In our research, we exploit several wireless optical links in the CTU campus connected into a simple network and as well our dedicated turbulent chamber and OWC laboratory. We characterize atmospheric parameters and from that develop behavioural models of atmospheric turbulence. The error performance of the FSO links under turbulences can be significantly improved using diversity techniques, e.g. by employing multiple transmit or receive apertures or by utilization of several relay FSO links (here, we experimentally test both amplify and forward and regeneration and forward techniques).

Our international collaborators include academic research groups from Northumbria University, KU Leuven, Indian Institute of Technology Delhi and other teams.

Visible Light Communications
 +  digital signal processing, optical camera communications, organic LEDs

In recent years, visible light communications (VLC) has rapidly gained interest among research communities worldwide. It is an emerging technology for future high capacity communication links utilizing the visible range of the electromagnetic spectrum (~370-780 nm), which is not only licensed free but free from spectral overcrowding unlike radio frequencies (RF). VLC utilizes light-emitting diodes (LEDs), modulating them at high speeds that are much faster than the human eye can detect, to simultaneously provide data transmission and room illumination. A major challenge in VLC is the LED modulation bandwidths, which are limited to a few MHz.

Recently, we have been focused mainly on the signal processing techniques enabling effective utilization of the transmission bandwidth in VLC. We have adopted multi-band carrier-less amplitude and phase (m-CAP) modulation in VLC domain, originally developed for optical fibre networks, and proposed and verified a number of techniques improving m-CAP performance in terms of bit rate, spectral efficiencies, and computational complexity. Among inorganic LEDs, organic-based LEDs (OLEDs) represent a possible solution for solid-state lighting applications due to their advantage such as ultra-low costs, mechanical flexibility, and large photoactive areas. However, their modulation bandwidth is limited to a few hundreds of kHz introducing significant bottle-neck in VLC networks. Thus, we are also focused on equalization schemes that enhance VLC systems performance and are necessary for designing OLED based networks.

We have many international academic collaborations with world-leading research groups in the field of VLC, including Northumbria University and Newcastle University.
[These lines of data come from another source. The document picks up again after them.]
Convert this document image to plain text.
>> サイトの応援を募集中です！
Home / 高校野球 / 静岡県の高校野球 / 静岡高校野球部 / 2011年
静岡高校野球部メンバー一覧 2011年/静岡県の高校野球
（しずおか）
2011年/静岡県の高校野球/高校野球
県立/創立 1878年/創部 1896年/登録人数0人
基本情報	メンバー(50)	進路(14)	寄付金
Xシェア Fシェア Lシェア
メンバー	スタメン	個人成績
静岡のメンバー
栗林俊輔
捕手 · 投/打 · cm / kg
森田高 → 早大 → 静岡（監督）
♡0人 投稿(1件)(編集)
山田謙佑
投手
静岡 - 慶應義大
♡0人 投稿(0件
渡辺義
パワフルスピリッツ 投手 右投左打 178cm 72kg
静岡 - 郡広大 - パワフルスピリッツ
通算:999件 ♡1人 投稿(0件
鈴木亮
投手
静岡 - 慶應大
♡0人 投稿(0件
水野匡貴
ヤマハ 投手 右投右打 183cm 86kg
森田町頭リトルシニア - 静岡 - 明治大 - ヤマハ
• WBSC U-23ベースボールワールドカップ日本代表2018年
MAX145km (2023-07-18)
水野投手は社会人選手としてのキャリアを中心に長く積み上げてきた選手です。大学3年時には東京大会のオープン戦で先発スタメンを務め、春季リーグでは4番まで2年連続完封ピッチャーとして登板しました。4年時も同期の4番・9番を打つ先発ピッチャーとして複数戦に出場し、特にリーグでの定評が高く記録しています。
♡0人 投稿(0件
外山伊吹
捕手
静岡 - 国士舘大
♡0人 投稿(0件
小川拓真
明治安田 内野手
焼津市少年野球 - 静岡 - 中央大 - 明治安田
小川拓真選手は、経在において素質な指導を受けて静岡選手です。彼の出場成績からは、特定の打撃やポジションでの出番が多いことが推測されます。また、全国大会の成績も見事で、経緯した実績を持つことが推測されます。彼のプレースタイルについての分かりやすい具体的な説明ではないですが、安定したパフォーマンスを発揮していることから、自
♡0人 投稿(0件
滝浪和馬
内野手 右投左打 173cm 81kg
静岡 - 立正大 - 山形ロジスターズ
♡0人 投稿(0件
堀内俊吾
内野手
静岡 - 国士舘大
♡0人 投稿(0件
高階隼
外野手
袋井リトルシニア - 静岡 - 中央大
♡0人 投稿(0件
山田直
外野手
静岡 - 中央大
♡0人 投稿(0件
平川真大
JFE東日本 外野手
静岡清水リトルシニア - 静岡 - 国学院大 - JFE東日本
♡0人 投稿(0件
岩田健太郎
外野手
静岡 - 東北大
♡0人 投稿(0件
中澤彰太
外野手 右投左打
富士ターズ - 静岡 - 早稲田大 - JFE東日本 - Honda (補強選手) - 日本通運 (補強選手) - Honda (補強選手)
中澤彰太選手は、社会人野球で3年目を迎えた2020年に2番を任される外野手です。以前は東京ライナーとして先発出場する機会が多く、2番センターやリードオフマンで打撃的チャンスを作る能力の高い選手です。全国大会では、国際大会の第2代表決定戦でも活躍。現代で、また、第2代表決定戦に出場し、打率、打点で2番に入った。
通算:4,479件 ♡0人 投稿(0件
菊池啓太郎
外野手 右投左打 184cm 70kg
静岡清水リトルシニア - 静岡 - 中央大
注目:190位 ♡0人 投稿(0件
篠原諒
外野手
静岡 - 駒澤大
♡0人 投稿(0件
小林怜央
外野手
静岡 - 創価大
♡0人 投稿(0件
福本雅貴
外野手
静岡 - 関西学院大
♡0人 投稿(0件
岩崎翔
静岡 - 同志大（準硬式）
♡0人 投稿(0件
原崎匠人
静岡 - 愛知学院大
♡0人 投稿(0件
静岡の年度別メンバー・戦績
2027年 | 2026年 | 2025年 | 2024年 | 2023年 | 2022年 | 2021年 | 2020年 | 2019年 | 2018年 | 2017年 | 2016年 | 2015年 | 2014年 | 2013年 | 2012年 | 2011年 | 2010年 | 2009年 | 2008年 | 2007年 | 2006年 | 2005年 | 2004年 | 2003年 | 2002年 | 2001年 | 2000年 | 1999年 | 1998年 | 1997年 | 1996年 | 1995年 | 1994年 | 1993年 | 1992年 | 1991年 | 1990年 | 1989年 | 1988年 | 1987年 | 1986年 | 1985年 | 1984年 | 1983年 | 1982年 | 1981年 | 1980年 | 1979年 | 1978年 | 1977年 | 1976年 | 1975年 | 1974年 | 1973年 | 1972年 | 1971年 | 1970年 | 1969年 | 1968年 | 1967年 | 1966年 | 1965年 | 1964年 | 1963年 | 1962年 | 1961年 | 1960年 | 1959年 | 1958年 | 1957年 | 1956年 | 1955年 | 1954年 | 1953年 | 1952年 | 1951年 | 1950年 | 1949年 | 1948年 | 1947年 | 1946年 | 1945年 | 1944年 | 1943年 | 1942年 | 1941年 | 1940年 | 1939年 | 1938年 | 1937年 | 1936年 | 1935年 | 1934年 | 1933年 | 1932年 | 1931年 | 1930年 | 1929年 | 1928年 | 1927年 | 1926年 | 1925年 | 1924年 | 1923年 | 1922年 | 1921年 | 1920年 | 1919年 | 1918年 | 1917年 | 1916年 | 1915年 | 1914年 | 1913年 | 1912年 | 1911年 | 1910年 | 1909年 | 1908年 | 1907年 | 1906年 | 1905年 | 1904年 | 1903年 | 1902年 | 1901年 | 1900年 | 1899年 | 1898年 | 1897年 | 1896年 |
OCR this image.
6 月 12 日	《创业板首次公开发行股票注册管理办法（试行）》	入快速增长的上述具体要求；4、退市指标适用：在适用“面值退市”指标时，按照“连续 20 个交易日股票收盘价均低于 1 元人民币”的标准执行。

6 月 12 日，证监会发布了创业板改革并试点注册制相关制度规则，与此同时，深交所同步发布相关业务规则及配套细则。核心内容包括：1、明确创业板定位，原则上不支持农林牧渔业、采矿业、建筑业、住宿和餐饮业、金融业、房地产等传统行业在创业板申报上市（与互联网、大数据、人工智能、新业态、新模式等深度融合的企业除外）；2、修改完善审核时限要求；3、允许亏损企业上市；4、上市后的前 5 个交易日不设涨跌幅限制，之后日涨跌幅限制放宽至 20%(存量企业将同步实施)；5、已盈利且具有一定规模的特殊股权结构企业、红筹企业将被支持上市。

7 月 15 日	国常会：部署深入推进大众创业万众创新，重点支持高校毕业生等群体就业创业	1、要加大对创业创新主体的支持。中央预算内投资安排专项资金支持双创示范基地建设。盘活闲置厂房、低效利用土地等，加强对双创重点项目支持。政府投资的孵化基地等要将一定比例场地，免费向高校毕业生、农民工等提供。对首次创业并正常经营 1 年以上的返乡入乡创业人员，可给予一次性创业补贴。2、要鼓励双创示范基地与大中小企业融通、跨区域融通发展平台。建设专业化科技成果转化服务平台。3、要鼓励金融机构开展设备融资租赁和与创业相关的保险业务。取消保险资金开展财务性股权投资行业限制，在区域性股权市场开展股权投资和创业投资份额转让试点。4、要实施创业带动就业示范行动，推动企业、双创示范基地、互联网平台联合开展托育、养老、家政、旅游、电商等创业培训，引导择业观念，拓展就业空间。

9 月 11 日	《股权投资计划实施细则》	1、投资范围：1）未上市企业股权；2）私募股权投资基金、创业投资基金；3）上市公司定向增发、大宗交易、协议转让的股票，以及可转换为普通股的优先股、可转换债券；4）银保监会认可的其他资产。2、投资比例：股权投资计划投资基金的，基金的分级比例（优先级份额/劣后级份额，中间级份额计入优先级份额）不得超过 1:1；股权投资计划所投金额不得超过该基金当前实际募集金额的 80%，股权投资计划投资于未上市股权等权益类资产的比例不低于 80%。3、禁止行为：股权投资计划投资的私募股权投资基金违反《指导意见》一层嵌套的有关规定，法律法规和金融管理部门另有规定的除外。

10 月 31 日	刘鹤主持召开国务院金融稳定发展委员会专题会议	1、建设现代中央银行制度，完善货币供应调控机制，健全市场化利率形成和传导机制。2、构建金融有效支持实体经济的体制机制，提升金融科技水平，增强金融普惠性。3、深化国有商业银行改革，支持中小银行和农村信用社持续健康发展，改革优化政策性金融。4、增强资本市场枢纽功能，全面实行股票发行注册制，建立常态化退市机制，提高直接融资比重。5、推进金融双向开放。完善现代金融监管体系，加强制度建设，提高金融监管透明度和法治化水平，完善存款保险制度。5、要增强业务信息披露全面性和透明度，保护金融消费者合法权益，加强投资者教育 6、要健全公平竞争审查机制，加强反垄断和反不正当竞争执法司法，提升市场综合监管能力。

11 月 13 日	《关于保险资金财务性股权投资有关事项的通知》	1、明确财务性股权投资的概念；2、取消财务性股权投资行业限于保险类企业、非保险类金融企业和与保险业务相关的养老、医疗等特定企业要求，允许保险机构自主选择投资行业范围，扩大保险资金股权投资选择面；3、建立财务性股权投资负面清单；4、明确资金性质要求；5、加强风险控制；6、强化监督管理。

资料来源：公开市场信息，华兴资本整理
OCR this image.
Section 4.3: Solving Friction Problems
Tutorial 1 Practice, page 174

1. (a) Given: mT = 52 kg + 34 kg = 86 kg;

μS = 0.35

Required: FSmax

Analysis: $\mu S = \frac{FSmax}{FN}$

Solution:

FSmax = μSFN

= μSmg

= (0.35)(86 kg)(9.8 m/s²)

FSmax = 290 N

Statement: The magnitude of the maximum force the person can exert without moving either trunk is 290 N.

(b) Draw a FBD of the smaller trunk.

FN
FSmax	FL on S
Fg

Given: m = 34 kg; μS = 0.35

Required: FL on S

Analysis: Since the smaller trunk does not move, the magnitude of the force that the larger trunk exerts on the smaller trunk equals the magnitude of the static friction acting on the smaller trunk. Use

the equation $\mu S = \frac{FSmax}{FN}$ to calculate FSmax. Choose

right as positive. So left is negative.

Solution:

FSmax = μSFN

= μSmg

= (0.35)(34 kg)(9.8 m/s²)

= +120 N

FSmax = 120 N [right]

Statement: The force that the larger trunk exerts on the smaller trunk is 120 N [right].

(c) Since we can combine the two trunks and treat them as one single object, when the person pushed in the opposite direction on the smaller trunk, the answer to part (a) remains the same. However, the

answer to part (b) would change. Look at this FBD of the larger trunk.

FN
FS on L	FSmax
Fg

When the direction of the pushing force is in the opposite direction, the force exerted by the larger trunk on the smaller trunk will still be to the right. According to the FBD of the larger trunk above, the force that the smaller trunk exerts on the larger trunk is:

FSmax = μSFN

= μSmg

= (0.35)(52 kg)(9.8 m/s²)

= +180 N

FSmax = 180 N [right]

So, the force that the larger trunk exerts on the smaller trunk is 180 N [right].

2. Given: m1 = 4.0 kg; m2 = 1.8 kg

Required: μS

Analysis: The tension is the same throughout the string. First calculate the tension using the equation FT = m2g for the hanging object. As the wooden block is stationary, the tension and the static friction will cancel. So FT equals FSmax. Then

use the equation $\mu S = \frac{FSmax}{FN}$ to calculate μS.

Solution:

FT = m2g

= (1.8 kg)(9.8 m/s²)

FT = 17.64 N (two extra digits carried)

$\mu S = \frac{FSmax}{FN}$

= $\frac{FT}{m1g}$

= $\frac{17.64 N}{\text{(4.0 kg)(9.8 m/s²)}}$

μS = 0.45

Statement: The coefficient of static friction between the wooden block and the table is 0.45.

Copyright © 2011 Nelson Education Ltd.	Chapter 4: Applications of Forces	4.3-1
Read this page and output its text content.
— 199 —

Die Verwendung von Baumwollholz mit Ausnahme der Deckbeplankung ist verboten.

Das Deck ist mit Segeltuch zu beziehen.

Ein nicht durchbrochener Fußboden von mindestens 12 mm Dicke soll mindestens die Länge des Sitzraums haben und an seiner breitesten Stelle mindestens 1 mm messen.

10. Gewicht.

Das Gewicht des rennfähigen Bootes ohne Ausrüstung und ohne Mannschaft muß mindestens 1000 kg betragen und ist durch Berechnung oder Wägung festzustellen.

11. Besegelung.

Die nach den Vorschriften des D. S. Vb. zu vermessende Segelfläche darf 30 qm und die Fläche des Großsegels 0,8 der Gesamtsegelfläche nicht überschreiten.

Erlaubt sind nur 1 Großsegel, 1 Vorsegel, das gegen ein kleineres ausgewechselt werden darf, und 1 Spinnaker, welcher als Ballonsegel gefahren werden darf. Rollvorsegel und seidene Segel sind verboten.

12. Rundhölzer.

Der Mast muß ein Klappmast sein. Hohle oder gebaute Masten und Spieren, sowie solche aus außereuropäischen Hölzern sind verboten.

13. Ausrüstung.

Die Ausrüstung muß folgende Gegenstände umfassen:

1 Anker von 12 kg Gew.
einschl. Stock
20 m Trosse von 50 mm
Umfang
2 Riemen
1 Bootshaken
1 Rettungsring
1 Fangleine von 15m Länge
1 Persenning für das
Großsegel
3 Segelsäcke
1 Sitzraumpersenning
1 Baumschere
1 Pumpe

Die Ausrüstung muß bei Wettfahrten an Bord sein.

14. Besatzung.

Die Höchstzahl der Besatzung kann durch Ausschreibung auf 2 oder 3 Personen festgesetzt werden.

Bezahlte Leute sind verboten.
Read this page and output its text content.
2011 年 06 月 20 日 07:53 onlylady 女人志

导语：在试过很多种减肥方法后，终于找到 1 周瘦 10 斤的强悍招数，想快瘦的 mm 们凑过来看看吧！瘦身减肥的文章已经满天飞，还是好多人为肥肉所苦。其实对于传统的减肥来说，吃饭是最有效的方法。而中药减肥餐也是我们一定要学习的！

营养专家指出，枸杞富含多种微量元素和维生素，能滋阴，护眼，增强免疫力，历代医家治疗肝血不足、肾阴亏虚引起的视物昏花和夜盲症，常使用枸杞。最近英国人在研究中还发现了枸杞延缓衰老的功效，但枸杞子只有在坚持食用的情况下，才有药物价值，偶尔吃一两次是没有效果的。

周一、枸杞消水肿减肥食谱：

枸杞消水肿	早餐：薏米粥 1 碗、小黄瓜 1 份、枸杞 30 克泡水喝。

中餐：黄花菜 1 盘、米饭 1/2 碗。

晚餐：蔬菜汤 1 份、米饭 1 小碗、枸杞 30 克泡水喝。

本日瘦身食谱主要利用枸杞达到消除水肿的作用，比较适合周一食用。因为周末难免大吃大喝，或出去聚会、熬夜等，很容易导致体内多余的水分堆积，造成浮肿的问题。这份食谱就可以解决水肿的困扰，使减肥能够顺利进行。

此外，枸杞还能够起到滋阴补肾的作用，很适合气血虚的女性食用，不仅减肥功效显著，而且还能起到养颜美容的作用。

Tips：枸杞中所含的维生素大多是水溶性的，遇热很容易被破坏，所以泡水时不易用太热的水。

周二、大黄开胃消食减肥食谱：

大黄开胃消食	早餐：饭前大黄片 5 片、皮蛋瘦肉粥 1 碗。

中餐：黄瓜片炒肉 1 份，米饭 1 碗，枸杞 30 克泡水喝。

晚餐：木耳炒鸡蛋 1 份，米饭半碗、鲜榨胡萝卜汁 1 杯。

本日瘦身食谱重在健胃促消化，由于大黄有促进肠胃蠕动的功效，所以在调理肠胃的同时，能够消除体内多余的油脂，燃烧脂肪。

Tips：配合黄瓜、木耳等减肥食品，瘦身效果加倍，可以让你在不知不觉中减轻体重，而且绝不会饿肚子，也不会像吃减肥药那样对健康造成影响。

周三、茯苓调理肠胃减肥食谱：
Optical camera communication (OCC) can be considered a convenient and versatile short-range communication technology within the framework of optical wireless communications. OCC is a pragmatic version of VLC based on a smart device camera that allows easier implementation of various services in smart devices. OCC can be a more favourable solution, especially in indoor environments, due to one compelling fact that the OCC is based on a camera as the receiver and nearly six billion smartphones fitted with cameras are available worldwide.

We have addressed the issue of longer processing time in OCC using neural network-based processing for applications such as motion detection over the existing OCC links. The motion detection is considered as an add-on functionality in OCC to control various smart devices in smart home environments. Recently we have focused on OCC System for Internet of Things based on OLEDs. Performance of outdoor OCC links using focusing and defocusing techniques for applications such as vehicle-to-vehicle communications is also performed in an outdoor environment. Currently, we are working on OCC link analysis to develop multiuser environment as well as to provide mobility in indoor OCC scenarios. Collaborative work with international academic institutes working in the same field gives a way out to interesting results for the ongoing research. Our international collaborators include academic research groups from the University of Las Palmas de Gran Canaria and Northumbria University.